Ein offenes Wort am offenen Grab

Im Juli 2008

Dieser Sarg würde ohne menschliche Muskelkraft versenkt werden. Die vier Träger verabschiedeten sich, nachdem sie ihn am Grab abgestellt und ihn der Obhut einer mechanischen Seilwinde übergeben hatten, die mittels einer rund um die Graböffnung befestigten metallernen Halterung angebracht worden war. Auf Knopfdruck würde sich der auf zwei breiten Bändern ruhende Sarg in die Tiefe senken. Alle Unwägbarkeiten menschlicher Achtsam- oder Unachtsamkeit und Abstimmung beim Versenkungsvorgang konnten somit ausgeschlossen und umgangen werden - die Würde der Beisetzung konnte sich im Gleichmaß und steuerbarem Tempo der Bewegung vollziehen und wahrgenommen werden.
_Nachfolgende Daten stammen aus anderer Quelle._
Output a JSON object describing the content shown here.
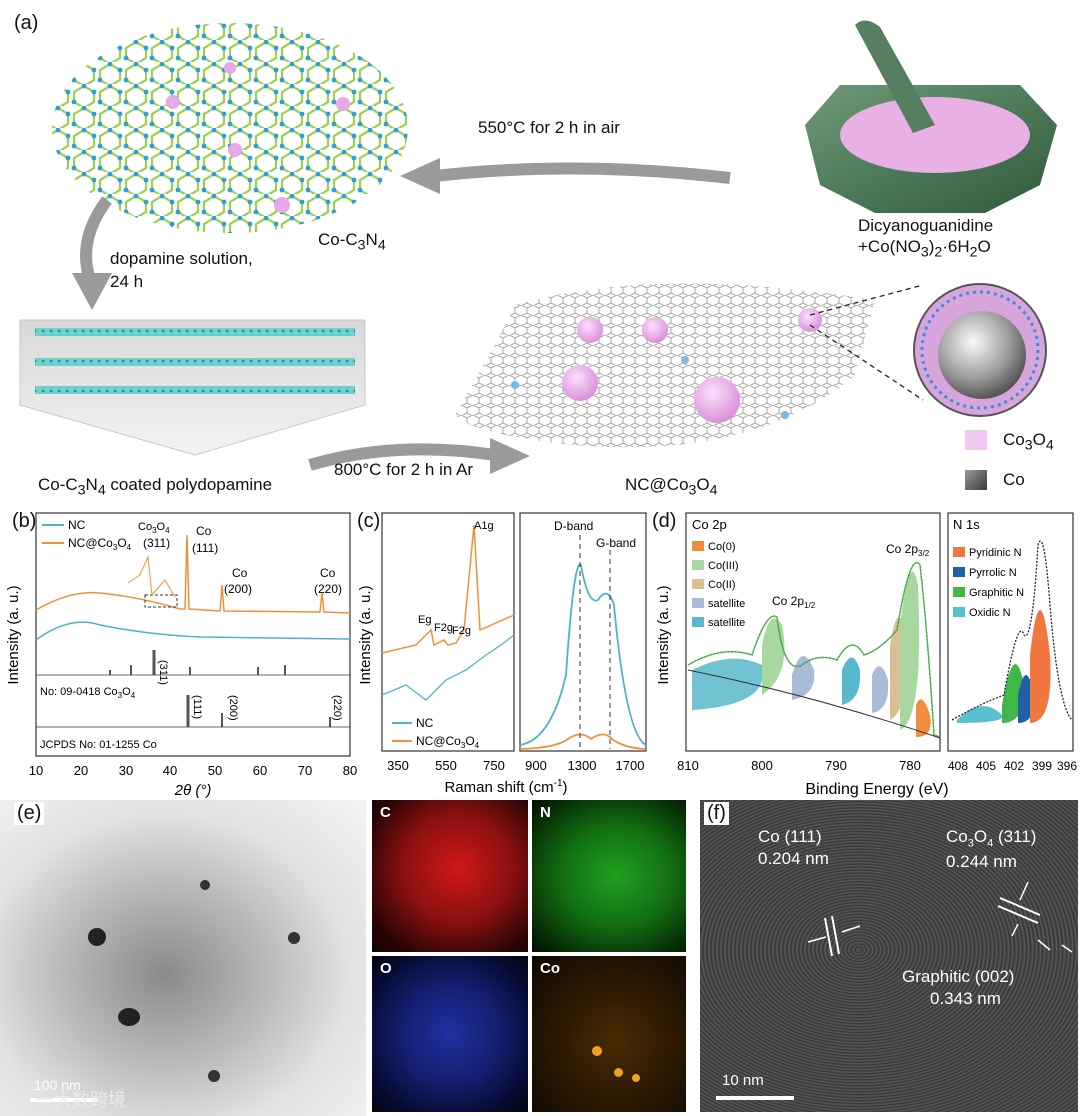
{
  "panel_a": {
    "letter": "(a)",
    "step_air": "550°C for 2 h in air",
    "co_c3n4_prefix": "Co-C",
    "co_c3n4_sub1": "3",
    "co_c3n4_mid": "N",
    "co_c3n4_sub2": "4",
    "dopamine_line1": "dopamine solution,",
    "dopamine_line2": "24 h",
    "precursor_line1": "Dicyanoguanidine",
    "precursor_line2": "+Co(NO",
    "precursor_sub1": "3",
    "precursor_mid": ")",
    "precursor_sub2": "2",
    "precursor_end": "·6H",
    "precursor_sub3": "2",
    "precursor_o": "O",
    "coated_prefix": "Co-C",
    "coated_sub1": "3",
    "coated_mid": "N",
    "coated_sub2": "4",
    "coated_end": " coated polydopamine",
    "step_ar": "800°C for 2 h in Ar",
    "product_prefix": "NC@Co",
    "product_sub1": "3",
    "product_mid": "O",
    "product_sub2": "4",
    "legend_co3o4_prefix": "Co",
    "legend_co3o4_sub1": "3",
    "legend_co3o4_mid": "O",
    "legend_co3o4_sub2": "4",
    "legend_co": "Co"
  },
  "panel_b": {
    "letter": "(b)",
    "ylabel": "Intensity (a. u.)",
    "xlabel": "2θ (°)",
    "legend": [
      "NC",
      "NC@Co3O4"
    ],
    "ref1": "No: 09-0418 Co3O4",
    "ref2": "JCPDS No: 01-1255 Co",
    "peak_labels": [
      "Co3O4",
      "(311)",
      "Co",
      "(111)",
      "Co",
      "(200)",
      "Co",
      "(220)"
    ],
    "ref_labels": [
      "(311)",
      "(111)",
      "(200)",
      "(220)"
    ],
    "xticks": [
      "10",
      "20",
      "30",
      "40",
      "50",
      "60",
      "70",
      "80"
    ]
  },
  "panel_c": {
    "letter": "(c)",
    "ylabel": "Intensity (a. u.)",
    "xlabel": "Raman shift (cm-1)",
    "legend": [
      "NC",
      "NC@Co3O4"
    ],
    "peaks": [
      "Eg",
      "F2g",
      "F2g",
      "A1g"
    ],
    "bands": [
      "D-band",
      "G-band"
    ],
    "xticks_left": [
      "350",
      "550",
      "750"
    ],
    "xticks_right": [
      "900",
      "1300",
      "1700"
    ]
  },
  "panel_d": {
    "letter": "(d)",
    "ylabel": "Intensity (a. u.)",
    "xlabel": "Binding Energy (eV)",
    "co_title": "Co 2p",
    "co_legend": [
      "Co(0)",
      "Co(III)",
      "Co(II)",
      "satellite",
      "satellite"
    ],
    "co_peaks": [
      "Co 2p1/2",
      "Co 2p3/2"
    ],
    "n_title": "N 1s",
    "n_legend": [
      "Pyridinic N",
      "Pyrrolic N",
      "Graphitic N",
      "Oxidic N"
    ],
    "xticks_co": [
      "810",
      "800",
      "790",
      "780"
    ],
    "xticks_n": [
      "408",
      "405",
      "402",
      "399",
      "396"
    ]
  },
  "panel_e": {
    "letter": "(e)",
    "scale": "100 nm",
    "maps": [
      "C",
      "N",
      "O",
      "Co"
    ],
    "watermark": "一大数跨境"
  },
  "panel_f": {
    "letter": "(f)",
    "co_label1": "Co (111)",
    "co_label2": "0.204 nm",
    "co3o4_label1": "Co3O4 (311)",
    "co3o4_label2": "0.244 nm",
    "graphitic_label1": "Graphitic (002)",
    "graphitic_label2": "0.343 nm",
    "scale": "10 nm"
  },
  "colors": {
    "nc_blue": "#4fb3c8",
    "nc_co3o4_orange": "#f0913a",
    "co0": "#f08c3c",
    "co3": "#a8d8a0",
    "co2": "#d8c090",
    "sat1": "#a8bcd8",
    "sat2": "#58b8cc",
    "pyridinic": "#f07840",
    "pyrrolic": "#2060a8",
    "graphitic": "#40b848",
    "oxidic": "#58c0d0"
  }
}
Der Vorteil maschineller Hilfsmittel eines Begräbnisses liegt auf der Hand: Sowohl bei der Grabaushebung als auch bei der Beisetzung sparen sie Zeit und Kraft - und gewähren die Präzision justierbarer Handhabung. Besonders ein bestimmter Aspekt kommt hierbei den Wünschen vieler Angehöriger entgegen: Der Sarg kann während des Versenkens in jeder beliebigen Tiefe gestoppt werden - sei es, um ihn nicht auf in dem Grabboden angesammeltes Grundwasser platschen hören zu müssen. Sei es, um beim Abschied nicht in die gänzliche Tiefe des Grabes blicken zu müssen. Sei es, um dem Vorgang der Verabschiedung einen Hauch von Vorläufigkeit zu verleihen - wie um den Tod in der Schwebe zu halten. Die Motivationsstruktur also ist vielfältig, um sich eine solche "Teilversenkung" des Verstorbenen zu wünschen. Die Technik macht es möglich - und der letzte Blick auf den Sarg erspart sich auf diese Weise das Ende des vollzogenen Vorgangs, der Trennung und Distanz zum Ausdruck bringt. Wenig später kann dann ein schon geschlossenes und mit Blumen geschmücktes Grab besucht und besichtigt werden; eine schon geschlossene Wunde jenseits jenes klaffenden Erdspaltes, in dem der Verstorbene verschwunden war. Die Radikalität der Endlichkeit erhält so ein schonendes Mäntelchen aus gerade noch erträglichem Tiefgang und unverzichtbar scheinender Ästhetik: Blumen und Erde müssen nicht ins Grab geworfen werden, sondern können sachte und wie streichelnd auf dem Sarg hinterlegt werden.

Dieser Sarg sollte sich nur einen Meter in die Tiefe senken - die von den Angehörigen gewünschte Absenkungstiefe während des Beisetzungsvorgangs. Dass er sich dann nach wenigen Zentimetern schon - der Enge des Grabes wegen - verkantete und nahezu an der Oberfläche in dem ausgehobenen Schacht stecken blieb, fiel fast nicht auf. Schnell war der Hebel umgelegt und die Winde stoppte - menschlicher Reaktion sei Dank. Der dosierte Abschied vollzog sich nun an der Oberfläche des Grabes. Blumengrüße und Schäufelchen voller Erde türmten sich auf dem Sarg. Manche Blüte aber und mancher Erdkrumen rutschte ab und fiel von der Stirnseite des Sarges in die Tiefe. Manchmal zeigt der Abschied seine schlichte Wahrheit gerade inmitten der vermeintlichen Beherrschbarkeit seiner Umstände.